In his testimony on Monday, Dr Spiegel acknowledged that he did not interview Mr Depp directly, because his two requests to do so were denied by the actor’s lawyers.
Instead, he drew conclusions after reviewing Mr Depp’s depositions and other materials in the case, saying he saw many signs of impairment from excessive use of drugs and alcohol.
Asked if he believes Mr Depp’s substance abuse impaired his ability to perform as an actor, Dr Spiegel said he is aware of Mr Depp using an earpiece for lines and saying that he did a movie “entirely wasted”.
He said he believes Mr Depp’s “thinking rate” is down and his attention and memory are impaired, noting that drugs and alcohol “will make us disinhibited and will make us act out, in a lot of different ways”, including “intimate partner violence”.
“We all get angry with people ... But when our brain is functioning well, we don’t act it out,” he said.
“When we have the effects of alcohol, we have disinhibition ... so we can no longer interpret what’s in front of you, what’s right and wrong, what we should act on and what we shouldn’t act on.”
Mr Spiegel described combining substance abuse with intimate partner violence as “playing with fire”.
In a tense cross-examination, Dr Spiegel and Mr Depp’s lawyer sparred over the American Psychiatric Association’s Goldwater Rule, which says that psychiatrists should not give professional opinions about public figures that they have not examined in person.

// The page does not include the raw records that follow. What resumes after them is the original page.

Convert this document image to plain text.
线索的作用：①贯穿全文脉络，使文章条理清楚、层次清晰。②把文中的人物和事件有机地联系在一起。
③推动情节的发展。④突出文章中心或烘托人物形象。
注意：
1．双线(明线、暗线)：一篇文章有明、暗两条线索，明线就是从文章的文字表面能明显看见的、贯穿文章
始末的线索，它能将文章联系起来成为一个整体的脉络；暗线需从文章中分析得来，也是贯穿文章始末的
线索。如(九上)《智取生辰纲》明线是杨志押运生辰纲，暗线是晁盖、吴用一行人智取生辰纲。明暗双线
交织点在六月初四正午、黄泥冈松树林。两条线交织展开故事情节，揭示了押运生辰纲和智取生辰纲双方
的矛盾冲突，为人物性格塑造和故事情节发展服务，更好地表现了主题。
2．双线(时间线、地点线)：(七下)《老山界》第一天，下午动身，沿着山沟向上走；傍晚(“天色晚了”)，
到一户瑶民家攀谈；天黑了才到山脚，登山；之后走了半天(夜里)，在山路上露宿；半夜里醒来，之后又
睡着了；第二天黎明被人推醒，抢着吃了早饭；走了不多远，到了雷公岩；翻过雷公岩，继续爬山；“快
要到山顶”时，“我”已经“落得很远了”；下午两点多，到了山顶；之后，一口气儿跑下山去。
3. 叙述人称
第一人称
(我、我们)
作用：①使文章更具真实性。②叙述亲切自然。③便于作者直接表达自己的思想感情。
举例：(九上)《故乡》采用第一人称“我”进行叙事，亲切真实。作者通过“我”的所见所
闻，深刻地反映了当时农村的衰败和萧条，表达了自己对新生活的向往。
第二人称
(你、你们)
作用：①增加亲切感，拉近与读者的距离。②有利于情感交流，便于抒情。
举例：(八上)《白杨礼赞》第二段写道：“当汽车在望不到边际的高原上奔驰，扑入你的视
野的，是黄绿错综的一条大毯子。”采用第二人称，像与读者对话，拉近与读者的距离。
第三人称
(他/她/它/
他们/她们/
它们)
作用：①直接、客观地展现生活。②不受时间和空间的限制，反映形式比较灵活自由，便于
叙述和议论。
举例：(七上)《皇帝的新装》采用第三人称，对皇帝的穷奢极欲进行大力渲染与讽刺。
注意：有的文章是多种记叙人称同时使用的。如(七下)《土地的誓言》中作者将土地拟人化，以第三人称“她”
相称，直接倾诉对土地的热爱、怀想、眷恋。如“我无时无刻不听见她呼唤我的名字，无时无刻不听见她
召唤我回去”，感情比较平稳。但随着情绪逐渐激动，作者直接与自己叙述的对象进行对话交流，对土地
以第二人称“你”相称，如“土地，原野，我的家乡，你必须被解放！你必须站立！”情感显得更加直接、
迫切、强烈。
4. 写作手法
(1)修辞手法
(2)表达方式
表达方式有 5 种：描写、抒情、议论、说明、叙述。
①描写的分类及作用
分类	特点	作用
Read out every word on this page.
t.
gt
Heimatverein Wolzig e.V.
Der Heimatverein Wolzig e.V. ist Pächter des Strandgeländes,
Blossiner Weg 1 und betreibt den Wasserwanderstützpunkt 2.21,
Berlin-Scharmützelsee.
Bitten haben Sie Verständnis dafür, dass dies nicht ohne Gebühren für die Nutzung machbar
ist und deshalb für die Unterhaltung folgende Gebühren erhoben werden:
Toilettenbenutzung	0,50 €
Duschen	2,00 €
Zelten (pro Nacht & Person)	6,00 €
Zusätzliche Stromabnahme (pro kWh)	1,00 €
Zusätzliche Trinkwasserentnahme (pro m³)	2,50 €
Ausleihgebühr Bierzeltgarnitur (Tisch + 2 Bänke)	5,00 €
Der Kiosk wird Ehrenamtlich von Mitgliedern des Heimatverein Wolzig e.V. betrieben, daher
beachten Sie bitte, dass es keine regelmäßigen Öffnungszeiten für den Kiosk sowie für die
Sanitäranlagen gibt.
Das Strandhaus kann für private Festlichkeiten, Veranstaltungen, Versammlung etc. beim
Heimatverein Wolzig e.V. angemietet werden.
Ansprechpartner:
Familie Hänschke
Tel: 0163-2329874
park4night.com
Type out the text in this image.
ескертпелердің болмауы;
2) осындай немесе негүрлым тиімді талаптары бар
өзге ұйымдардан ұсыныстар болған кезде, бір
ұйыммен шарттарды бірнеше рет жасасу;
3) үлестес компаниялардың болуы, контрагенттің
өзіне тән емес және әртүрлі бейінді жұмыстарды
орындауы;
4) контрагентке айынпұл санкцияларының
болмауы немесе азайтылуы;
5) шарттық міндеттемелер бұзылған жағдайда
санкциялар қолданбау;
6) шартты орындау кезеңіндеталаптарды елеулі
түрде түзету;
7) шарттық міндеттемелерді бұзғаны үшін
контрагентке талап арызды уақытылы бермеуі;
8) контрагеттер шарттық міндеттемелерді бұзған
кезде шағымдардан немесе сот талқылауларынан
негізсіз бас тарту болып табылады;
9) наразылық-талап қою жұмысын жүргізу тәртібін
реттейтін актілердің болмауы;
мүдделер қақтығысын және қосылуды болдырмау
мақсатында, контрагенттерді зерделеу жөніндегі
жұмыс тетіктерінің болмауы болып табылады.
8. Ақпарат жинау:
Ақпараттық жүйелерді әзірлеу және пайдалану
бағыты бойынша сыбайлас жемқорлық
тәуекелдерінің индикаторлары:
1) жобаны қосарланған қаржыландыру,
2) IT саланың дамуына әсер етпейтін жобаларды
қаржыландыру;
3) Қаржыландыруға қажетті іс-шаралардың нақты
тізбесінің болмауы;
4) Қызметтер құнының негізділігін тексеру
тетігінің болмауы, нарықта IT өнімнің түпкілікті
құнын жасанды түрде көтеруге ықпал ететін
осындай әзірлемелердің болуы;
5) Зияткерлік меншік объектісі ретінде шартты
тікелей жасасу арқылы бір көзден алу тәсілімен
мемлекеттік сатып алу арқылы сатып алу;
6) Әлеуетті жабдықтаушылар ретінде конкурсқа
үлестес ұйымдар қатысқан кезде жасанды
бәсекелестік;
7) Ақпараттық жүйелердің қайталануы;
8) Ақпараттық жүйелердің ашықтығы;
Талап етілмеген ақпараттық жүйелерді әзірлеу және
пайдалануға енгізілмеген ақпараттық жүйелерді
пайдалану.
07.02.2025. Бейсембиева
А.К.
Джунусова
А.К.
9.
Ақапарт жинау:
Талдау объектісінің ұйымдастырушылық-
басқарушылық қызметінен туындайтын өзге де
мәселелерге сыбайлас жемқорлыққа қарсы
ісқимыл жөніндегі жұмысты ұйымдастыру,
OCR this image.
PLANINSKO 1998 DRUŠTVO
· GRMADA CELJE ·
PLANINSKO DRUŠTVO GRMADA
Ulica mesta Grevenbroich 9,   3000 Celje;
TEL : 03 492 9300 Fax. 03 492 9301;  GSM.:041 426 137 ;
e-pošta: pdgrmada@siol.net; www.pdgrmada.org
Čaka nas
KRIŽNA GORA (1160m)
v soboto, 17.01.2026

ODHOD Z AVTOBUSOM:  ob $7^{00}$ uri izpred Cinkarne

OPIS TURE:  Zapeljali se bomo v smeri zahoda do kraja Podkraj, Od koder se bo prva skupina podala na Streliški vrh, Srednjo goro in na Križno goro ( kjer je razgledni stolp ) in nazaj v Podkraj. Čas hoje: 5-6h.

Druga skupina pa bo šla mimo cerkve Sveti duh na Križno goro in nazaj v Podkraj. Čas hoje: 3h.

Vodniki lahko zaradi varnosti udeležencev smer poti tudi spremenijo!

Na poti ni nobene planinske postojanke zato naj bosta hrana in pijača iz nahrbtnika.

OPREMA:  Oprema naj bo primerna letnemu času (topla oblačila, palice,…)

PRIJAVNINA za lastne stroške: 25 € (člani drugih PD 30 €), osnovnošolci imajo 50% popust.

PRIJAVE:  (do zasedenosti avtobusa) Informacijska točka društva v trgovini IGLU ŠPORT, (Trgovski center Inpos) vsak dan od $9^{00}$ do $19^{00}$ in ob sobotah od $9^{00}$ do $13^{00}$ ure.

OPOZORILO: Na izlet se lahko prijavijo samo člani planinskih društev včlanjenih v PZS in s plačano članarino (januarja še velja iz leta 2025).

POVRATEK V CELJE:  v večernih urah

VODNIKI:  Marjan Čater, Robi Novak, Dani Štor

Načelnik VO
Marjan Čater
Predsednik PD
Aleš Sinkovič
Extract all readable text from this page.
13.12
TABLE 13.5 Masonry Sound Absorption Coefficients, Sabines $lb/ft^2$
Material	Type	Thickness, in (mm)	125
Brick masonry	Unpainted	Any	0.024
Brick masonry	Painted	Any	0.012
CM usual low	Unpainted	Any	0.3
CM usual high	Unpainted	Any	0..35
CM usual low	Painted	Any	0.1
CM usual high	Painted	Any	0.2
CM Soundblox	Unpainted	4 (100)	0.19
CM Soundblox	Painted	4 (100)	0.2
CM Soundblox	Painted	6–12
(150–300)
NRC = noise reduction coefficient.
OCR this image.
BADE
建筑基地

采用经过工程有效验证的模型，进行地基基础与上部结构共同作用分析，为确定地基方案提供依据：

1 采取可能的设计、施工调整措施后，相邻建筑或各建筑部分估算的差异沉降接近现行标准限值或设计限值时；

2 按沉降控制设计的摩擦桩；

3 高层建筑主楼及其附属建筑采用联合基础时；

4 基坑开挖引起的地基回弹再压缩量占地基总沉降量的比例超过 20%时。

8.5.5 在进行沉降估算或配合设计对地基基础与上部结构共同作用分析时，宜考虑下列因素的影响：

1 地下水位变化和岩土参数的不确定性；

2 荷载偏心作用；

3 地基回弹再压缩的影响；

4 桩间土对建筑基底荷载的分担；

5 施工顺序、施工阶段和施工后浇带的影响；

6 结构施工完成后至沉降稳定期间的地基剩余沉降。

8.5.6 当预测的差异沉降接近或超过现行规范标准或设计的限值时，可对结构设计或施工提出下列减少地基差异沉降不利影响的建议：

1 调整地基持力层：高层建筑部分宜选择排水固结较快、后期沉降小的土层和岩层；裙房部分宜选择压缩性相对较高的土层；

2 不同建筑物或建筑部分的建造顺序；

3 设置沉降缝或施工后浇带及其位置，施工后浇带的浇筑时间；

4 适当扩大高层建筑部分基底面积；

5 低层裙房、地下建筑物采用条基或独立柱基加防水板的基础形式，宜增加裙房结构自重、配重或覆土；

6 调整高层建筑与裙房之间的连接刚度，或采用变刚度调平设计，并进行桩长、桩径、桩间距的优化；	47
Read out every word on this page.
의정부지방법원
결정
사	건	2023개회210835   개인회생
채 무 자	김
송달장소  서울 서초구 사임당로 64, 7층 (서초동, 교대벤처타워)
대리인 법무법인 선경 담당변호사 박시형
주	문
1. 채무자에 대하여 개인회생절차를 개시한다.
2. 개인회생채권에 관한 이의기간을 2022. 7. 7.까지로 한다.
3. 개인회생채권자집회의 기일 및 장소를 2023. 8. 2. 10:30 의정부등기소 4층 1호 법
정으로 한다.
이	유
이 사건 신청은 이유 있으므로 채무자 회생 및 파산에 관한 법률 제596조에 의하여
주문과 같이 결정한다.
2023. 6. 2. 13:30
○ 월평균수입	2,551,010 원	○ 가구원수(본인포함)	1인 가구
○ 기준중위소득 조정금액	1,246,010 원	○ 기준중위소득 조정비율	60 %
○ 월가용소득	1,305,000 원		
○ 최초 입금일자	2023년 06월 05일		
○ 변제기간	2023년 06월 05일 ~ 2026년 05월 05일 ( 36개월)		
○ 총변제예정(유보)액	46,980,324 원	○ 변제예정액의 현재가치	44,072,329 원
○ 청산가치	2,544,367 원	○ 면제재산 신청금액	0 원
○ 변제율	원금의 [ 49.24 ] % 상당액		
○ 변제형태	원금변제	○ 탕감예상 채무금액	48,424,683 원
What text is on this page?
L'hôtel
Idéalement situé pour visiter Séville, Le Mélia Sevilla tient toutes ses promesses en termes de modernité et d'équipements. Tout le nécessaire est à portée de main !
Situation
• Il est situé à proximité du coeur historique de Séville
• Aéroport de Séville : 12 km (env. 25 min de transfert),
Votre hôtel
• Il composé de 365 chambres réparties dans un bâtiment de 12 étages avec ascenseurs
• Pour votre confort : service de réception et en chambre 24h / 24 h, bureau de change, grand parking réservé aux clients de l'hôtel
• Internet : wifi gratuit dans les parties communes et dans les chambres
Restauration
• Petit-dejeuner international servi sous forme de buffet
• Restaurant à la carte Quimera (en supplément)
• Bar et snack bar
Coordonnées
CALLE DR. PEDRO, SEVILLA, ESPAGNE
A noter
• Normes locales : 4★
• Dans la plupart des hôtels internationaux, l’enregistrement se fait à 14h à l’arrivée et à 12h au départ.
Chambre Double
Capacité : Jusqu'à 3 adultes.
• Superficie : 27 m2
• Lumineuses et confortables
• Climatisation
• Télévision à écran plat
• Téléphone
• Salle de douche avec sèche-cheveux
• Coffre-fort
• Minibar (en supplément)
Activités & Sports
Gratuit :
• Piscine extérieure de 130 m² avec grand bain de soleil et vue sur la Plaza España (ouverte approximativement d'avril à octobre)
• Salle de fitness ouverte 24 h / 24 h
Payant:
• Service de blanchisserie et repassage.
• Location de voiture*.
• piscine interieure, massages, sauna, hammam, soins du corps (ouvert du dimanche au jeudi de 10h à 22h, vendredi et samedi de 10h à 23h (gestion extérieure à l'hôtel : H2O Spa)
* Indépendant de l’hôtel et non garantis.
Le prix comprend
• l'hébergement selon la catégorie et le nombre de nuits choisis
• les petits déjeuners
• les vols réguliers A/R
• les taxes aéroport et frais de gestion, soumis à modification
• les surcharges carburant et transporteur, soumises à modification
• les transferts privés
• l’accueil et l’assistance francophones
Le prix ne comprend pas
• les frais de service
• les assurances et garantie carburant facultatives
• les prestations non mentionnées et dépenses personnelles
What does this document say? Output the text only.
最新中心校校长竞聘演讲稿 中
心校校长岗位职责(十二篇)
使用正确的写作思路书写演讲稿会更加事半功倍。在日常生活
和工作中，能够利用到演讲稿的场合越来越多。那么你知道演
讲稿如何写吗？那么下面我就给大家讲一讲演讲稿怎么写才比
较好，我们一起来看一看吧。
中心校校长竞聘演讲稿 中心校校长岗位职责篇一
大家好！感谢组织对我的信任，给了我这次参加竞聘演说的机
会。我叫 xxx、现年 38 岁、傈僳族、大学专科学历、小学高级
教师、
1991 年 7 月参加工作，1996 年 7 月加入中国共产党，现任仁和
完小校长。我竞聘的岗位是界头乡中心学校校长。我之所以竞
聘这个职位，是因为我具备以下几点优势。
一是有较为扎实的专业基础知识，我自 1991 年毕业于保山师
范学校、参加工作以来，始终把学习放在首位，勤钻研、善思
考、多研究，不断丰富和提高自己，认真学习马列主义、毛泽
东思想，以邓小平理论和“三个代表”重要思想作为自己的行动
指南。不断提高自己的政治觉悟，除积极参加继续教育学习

The defamation trial between Mr Depp and Ms Heard is now in its sixth and final week at the courthouse in Fairfax, Virginia. Mr Depp’s suit claims Ms Heard defamed him in a December 2018 op-ed published in The Washington Post titled “I spoke up against sexual violence — and faced our culture’s wrath. That has to change”.
In her op-ed, Ms Heard wrote that “like many women, I had been harassed and sexually assaulted by the time I was of college age. But I kept quiet — I did not expect filing complaints to bring justice. And I didn’t see myself as a victim”.
“Then two years ago, I became a public figure representing domestic abuse, and I felt the full force of our culture’s wrath for women who speak out,” she added at the time.
While Mr Depp isn’t named in the piece, his legal team argues that it contains a “clear implication that Mr Depp is a domestic abuser”, which they say is “categorically and demonstrably false”. Mr Depp is seeking damages of “not less than $50m”.
Ms Heard has filed a $100m counterclaim against Mr Depp for nuisance and immunity from his allegations.